Have you tried Wave Accounting yet? They're free and based in Toronto


----------



## A320

Thanks Will, gonna have a look. Gotta wonder if it's free what kind of data they mine from your information.


----------



## Trevor

www.dbsonline.com/download/
has:

BS1 General Ledger - Free General Ledger Software

BS1 Accounting - Free Accounting Software
AP, AR, GL, Inventory, Sales Analysis

BS1 Professional Time Billing - Free Time Billing and Accounting Software
AP, AR, GL, Inventory, Sales Analysis, Time Billing

BS1 Enterprise Accounting - Free Accounting Wholesale Distribution ERP Software
AP, AR, GL, Inventory, Sales Analysis, Sales Orders, Purchase Orders

The free versions are single-user with no free support, and some features disabled such as import/export from/to Excel.


----------



## tim_yonkers

There is no online accounting services which is full free.

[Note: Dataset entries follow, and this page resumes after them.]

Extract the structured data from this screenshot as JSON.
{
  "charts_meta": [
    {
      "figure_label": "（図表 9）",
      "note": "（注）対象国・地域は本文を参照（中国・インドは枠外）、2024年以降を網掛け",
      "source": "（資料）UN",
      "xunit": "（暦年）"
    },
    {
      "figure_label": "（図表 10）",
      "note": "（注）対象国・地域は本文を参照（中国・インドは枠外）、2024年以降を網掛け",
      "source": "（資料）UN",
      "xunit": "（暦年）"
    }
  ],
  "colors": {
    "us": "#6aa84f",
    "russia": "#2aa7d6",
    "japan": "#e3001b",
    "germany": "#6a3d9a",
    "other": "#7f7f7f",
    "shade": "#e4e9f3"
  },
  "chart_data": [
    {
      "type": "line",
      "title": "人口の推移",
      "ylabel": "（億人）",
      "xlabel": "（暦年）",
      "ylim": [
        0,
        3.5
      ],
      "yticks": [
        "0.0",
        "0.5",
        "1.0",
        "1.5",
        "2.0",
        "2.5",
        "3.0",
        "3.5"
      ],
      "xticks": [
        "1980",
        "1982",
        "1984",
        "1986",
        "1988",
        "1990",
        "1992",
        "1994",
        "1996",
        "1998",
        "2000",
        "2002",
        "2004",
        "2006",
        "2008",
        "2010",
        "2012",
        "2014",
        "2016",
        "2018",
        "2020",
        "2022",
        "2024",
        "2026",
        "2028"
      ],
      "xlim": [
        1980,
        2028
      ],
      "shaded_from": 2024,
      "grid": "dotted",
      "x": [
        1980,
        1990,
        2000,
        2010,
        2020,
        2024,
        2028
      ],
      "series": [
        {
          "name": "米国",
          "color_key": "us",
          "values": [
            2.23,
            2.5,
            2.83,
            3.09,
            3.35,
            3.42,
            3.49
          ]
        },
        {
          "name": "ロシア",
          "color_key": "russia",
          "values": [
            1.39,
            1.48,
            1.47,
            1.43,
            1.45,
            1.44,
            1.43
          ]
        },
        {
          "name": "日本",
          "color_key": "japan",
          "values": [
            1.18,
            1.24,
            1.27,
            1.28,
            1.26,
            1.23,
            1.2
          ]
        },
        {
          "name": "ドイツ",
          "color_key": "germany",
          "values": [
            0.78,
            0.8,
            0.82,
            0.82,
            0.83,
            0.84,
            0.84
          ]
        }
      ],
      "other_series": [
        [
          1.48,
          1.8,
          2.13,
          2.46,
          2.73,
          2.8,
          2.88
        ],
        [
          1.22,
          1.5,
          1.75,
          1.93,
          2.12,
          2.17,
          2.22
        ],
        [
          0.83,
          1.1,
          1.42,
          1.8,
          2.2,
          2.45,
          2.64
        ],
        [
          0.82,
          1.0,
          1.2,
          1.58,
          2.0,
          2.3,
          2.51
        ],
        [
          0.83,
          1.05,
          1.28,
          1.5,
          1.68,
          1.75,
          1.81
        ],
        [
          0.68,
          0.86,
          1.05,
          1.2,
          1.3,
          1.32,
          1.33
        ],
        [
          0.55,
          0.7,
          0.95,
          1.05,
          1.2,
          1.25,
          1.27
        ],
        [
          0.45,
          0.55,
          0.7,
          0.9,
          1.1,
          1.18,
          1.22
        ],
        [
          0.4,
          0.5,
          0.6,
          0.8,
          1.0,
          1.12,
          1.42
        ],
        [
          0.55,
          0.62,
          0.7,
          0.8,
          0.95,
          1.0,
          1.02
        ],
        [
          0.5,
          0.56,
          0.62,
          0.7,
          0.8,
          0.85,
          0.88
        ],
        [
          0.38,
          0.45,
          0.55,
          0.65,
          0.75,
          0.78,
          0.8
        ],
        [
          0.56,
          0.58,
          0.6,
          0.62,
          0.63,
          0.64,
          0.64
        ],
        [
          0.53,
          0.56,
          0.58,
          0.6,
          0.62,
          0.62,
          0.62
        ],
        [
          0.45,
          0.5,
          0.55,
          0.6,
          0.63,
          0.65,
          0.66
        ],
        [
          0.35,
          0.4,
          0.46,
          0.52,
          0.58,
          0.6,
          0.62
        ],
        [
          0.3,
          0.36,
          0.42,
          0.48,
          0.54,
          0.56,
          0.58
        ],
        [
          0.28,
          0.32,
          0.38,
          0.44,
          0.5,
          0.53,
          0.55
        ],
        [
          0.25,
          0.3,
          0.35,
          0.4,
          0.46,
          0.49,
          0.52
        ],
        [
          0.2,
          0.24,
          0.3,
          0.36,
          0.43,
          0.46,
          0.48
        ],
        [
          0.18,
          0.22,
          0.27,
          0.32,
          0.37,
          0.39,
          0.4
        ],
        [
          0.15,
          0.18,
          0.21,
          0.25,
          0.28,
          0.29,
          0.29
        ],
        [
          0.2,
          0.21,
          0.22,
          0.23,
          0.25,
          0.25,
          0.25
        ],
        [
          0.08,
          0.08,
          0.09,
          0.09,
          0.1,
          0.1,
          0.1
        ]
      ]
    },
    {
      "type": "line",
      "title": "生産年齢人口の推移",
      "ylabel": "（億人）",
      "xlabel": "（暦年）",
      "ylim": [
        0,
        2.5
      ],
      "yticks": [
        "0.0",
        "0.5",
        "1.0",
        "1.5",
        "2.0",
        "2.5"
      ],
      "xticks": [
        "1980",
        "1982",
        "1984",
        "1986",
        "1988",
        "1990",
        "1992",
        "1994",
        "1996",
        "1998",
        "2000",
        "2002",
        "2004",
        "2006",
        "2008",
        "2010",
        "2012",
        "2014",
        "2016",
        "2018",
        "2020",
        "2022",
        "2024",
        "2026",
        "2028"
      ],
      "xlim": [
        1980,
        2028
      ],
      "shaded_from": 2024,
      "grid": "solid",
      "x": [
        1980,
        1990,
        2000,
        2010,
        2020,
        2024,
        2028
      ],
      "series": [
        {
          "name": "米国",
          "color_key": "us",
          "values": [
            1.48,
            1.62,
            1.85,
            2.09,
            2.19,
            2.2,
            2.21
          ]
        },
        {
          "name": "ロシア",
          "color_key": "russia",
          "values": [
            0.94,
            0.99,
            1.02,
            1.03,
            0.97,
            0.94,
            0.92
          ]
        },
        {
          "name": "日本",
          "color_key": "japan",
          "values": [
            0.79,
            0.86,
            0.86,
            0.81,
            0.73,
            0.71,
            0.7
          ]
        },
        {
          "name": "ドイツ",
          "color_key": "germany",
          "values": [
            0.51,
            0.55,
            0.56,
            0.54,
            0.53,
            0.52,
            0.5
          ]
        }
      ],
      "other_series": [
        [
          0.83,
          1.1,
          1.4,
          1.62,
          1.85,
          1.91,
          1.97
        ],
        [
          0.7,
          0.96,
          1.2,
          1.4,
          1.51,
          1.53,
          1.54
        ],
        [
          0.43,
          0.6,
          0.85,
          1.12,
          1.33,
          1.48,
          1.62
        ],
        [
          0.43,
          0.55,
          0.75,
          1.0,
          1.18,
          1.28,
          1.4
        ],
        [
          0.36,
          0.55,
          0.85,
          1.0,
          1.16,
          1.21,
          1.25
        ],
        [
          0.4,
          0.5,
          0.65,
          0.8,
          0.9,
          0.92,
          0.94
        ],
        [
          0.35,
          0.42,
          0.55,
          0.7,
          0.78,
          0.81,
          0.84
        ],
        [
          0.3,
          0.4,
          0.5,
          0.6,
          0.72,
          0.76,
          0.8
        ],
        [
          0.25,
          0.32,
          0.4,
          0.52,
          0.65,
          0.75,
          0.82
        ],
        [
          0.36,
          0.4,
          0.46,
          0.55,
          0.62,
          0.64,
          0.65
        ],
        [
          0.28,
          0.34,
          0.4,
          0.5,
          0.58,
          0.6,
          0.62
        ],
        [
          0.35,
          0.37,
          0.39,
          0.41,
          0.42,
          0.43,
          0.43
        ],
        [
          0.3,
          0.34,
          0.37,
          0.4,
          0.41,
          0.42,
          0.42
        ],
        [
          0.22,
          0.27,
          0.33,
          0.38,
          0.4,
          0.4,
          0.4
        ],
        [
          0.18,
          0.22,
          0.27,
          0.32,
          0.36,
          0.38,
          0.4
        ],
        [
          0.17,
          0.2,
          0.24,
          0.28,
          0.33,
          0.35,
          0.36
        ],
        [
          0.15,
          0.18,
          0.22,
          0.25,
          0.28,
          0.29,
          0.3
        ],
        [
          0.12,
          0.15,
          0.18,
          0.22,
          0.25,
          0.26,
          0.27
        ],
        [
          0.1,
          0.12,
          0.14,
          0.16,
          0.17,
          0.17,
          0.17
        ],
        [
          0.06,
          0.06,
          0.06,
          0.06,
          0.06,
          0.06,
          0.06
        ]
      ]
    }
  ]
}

If anyone is full free then I have doubts. But some has some free options. I am using online bookkeeping services from ZipBooks. Most of its feature are free. And you can get most of it for free. Another one is Guncash. But I don't like its interface. In every other aspects its good.


----------



## Brainer

A couple of nitpicks. First, I'm assuming you mean Gnucash, a multi-platform free software app. Don't want anyone to think you are encouraging armed robbery. 
However, it is NOT web-based, it operates on your device directly. I have started to play with KMyMoney, and I like the interface a little more.




tim_yonkers said:


> There is no online accounting services which is full free. If anyone is full free then I have doubts. But some has some free options. I am using online bookkeeping services from ZipBooks. Most of its feature are free. And you can get most of it for free. Another one is Guncash. But I don't like its interface. In every other aspects its good.


----------